Maks had never learned the art of layered conversation; it wasn’t in his nature or his nurture. Not when survival meant clear action and clear communication. “I don’t know what you
expect,
” he said. “But you asked for help. I’m here to give it.”

She laughed, short but light. “Your cleared field profile is a study in contradictions and things unsaid. But it doesn’t make me think you’re the right one to deal with this. With
me.

He tried not to feel the sting of that—the accusation.

Or the truth of it.

Although maybe not for the reasons she thought it.

She must have seen it anyway. She bit her lip, a single canine briefly peeking out, and looked down at her hands, fingers brushing over the calluses. “I’m sorry. But you must see it. You’re a
tiger.
And me, I’m...” She shrugged, hands tightening around each other as she looked out her side window. “I’m a deer. A Chinese water deer. I’m what you might eat for lunch, if I wasn’t—”

She didn’t have to say the words; he knew what she was.
Sentinel. Borderline seer. Most times human.

Her mouth took on a tight set. “I told myself I wouldn’t get my hopes up. I knew they wouldn’t take me seriously—and they didn’t. They sent a man who’s barely off medical. Who’s going to spend all his effort fighting the instincts we all have.”

He made a noise of protest, wanting to say that he was off medical and that he’d gotten his instincts well tamed long ago—

Except he’d already come to the same conclusion about his assignment here and he knew better about his field status.

She didn’t notice the protest, too wound up in her own words. “Instincts I’ve had my fill of already, or I wouldn’t be way out here trying not to get visions and using my healing on people’s
dogs!

Deer.
Small, dog-size deer, at that.

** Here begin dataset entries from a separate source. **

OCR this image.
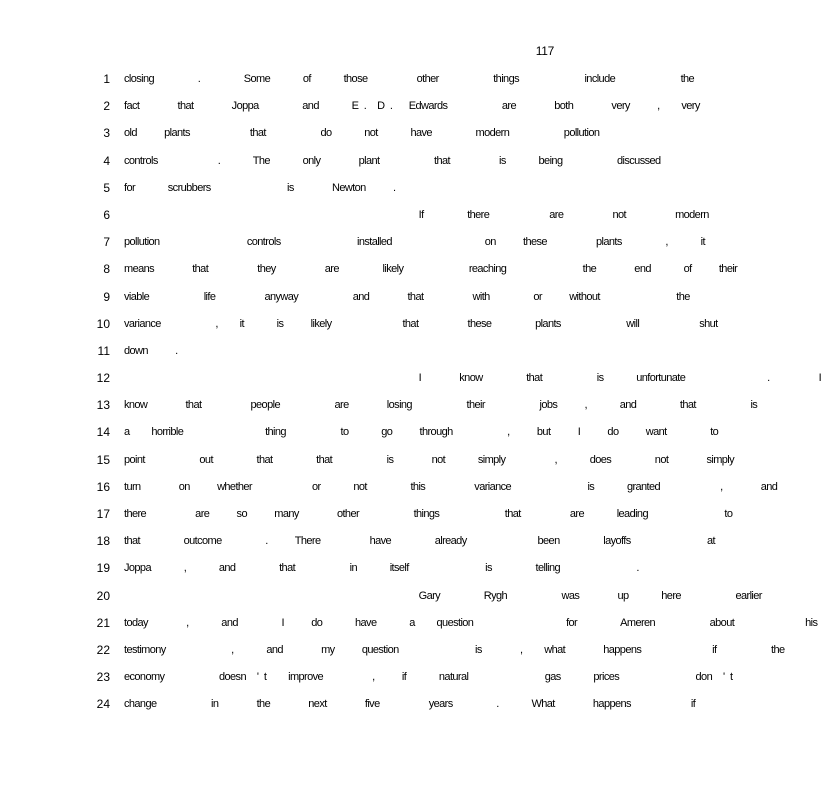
117
1
2
3
4
5
6
7
8
9
10
11
12
13
14
15
16
17
18
19
20
21
22
23
24
closing        .        Some      of      those         other          things            include            the
fact       that       Joppa        and      E .  D .   Edwards          are       both       very     ,    very
old     plants           that          do      not      have        modern          pollution
controls           .      The      only       plant          that         is      being          discussed
for      scrubbers              is       Newton     .
If        there           are         not         modern
pollution                controls              installed                 on     these         plants        ,      it
means       that         they         are        likely            reaching              the       end      of     their
viable          life         anyway          and       that         with        or     without              the
variance          ,    it      is     likely             that         these        plants            will           shut
down     .
I       know        that          is      unfortunate               .         I
know       that         people          are       losing          their          jobs     ,      and        that          is
a    horrible               thing          to      go     through          ,     but     I     do     want        to
point          out        that        that          is       not      simply         ,      does        not       simply
turn       on     whether           or      not        this         variance              is      granted           ,       and
there         are     so     many       other          things            that         are      leading              to
that        outcome        .     There         have        already             been        layoffs              at
Joppa      ,      and        that          in      itself              is        telling              .
Gary        Rygh          was       up      here          earlier
today       ,      and        I     do      have      a    question                 for        Ameren          about             his
testimony            ,      and       my     question              is       ,    what       happens             if          the
economy          doesn  ' t    improve         ,     if      natural              gas      prices              don  ' t
change          in       the       next       five         years        .      What       happens           if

What had it been like for her, growing up among young predators? Jostling her, crowding her, making comments and insinuations...

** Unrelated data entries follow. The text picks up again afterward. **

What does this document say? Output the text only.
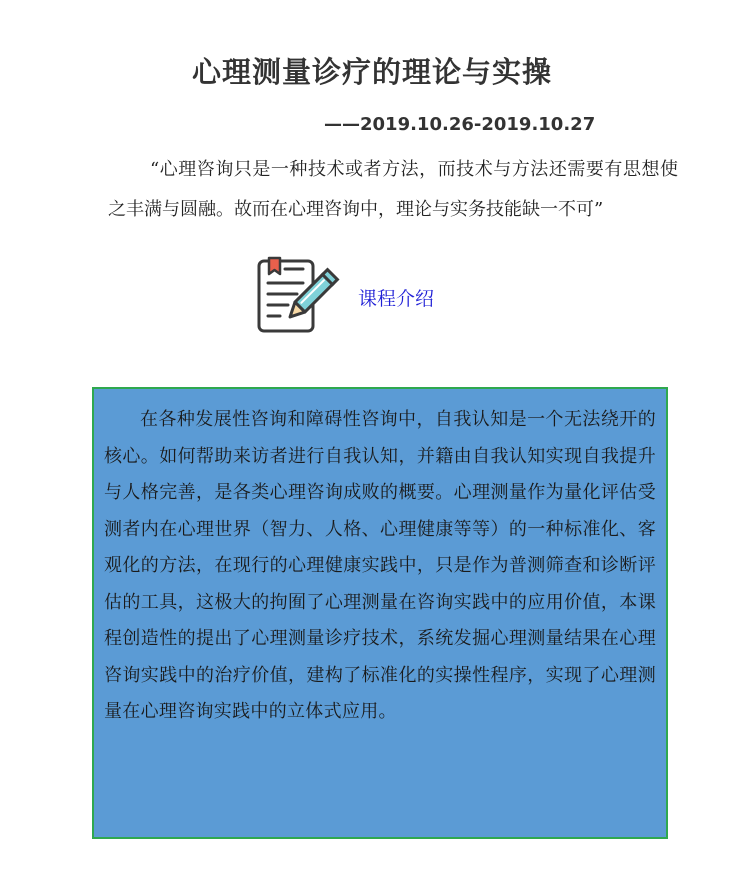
心理测量诊疗的理论与实操
——2019.10.26-2019.10.27

“心理咨询只是一种技术或者方法，而技术与方法还需要有思想使之丰满与圆融。故而在心理咨询中，理论与实务技能缺一不可”

课程介绍

在各种发展性咨询和障碍性咨询中，自我认知是一个无法绕开的核心。如何帮助来访者进行自我认知，并籍由自我认知实现自我提升与人格完善，是各类心理咨询成败的概要。心理测量作为量化评估受测者内在心理世界（智力、人格、心理健康等等）的一种标准化、客观化的方法，在现行的心理健康实践中，只是作为普测筛查和诊断评估的工具，这极大的拘囿了心理测量在咨询实践中的应用价值，本课程创造性的提出了心理测量诊疗技术，系统发掘心理测量结果在心理咨询实践中的治疗价值，建构了标准化的实操性程序，实现了心理测量在心理咨询实践中的立体式应用。
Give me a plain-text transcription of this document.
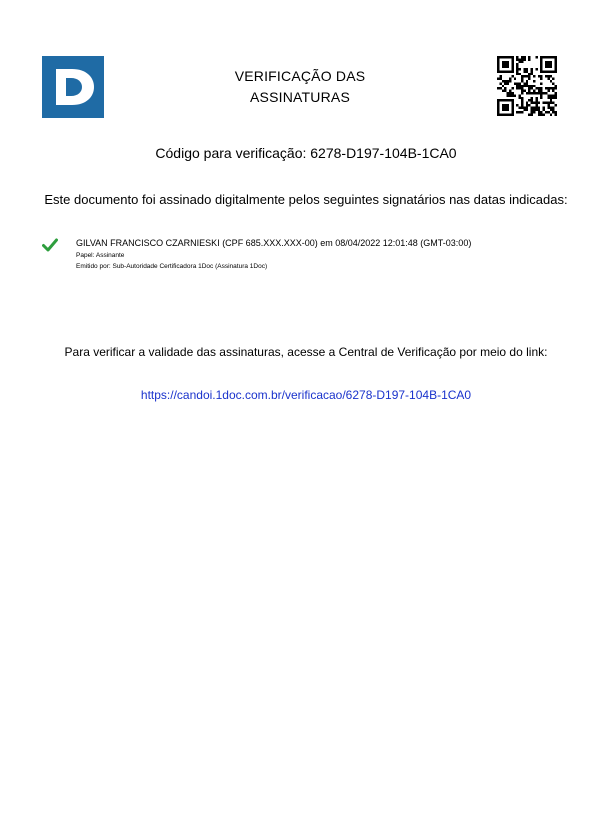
VERIFICAÇÃO DAS
ASSINATURAS
Código para verificação: 6278-D197-104B-1CA0
Este documento foi assinado digitalmente pelos seguintes signatários nas datas indicadas:
GILVAN FRANCISCO CZARNIESKI (CPF 685.XXX.XXX-00) em 08/04/2022 12:01:48 (GMT-03:00)
Papel: Assinante
Emitido por: Sub-Autoridade Certificadora 1Doc (Assinatura 1Doc)
Para verificar a validade das assinaturas, acesse a Central de Verificação por meio do link:
https://candoi.1doc.com.br/verificacao/6278-D197-104B-1CA0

Maks couldn’t guess. He hadn’t had the chance to be among them at all.

“Katie,” he said, trying again—and earned a sharp glance for invoking her name. “Maybe you’re right.” That slowed her down, all right. “Maybe I’m all they had to send. Things are bad there since—”

Core D’oíche.
The night that death and destruction had unfolded throughout the Southwest region at the hands of the Atrum Core—only a month ago at that. Maks had been barely recovered enough from the earlier Flagstaff attack to do his part.

And Katie, gentle healer with seer’s eyes, had been so spared by that night that she didn’t truly understand. Had she even dreamed it, marginal seer that she was?

He shook his head. He took a breath. “I’m all they could spare,” he repeated firmly. “But it doesn’t matter.”

She narrowed her eyes at him, darkening the cinnamon with shadow.

“I know this area. I
know
it, in ways you can’t—” He stopped, closed his eyes. Drew breath—the pines, the cedar, the blur of time and memory. Tried again. “This is my place, these woods. I can keep you safe while you figure out the things you’ve seen.”

She watched him with eyes that remained unconvinced. She watched him as a creature on the edge of flight—emotional, if not literal. Far too aware that he skirted the edge of things that mattered deeply, but unable to interpret his emotions. And not knowing, after all, how seldom he came to such truths with others.

Maks grumbled—disgruntled, wordless again. It often happened that way; always had. He’d spent too much of his life without words at all.

A flicker of movement reflected in the passenger side-view mirror—Maks focused on it, found a man in a garish orange-and-lime shirt hesitating behind them on the road, one leg bracing his mountain bike. Found him, and reacted to him.

Just as Katie reacted to Maks, recognizing instantly that his inner timbre had changed—moving away from him and up against her door. “I told you...people use this road.”

Maks kept his gaze on the mirror. “Do you know this man?”

She shrugged. “Lots of people ride here. My neighbor—Williams—he comes this way all the time.”

He glanced away from the man just long enough to find her gaze—the faint annoyance there, the fears. He felt his own annoyance rise to meet it.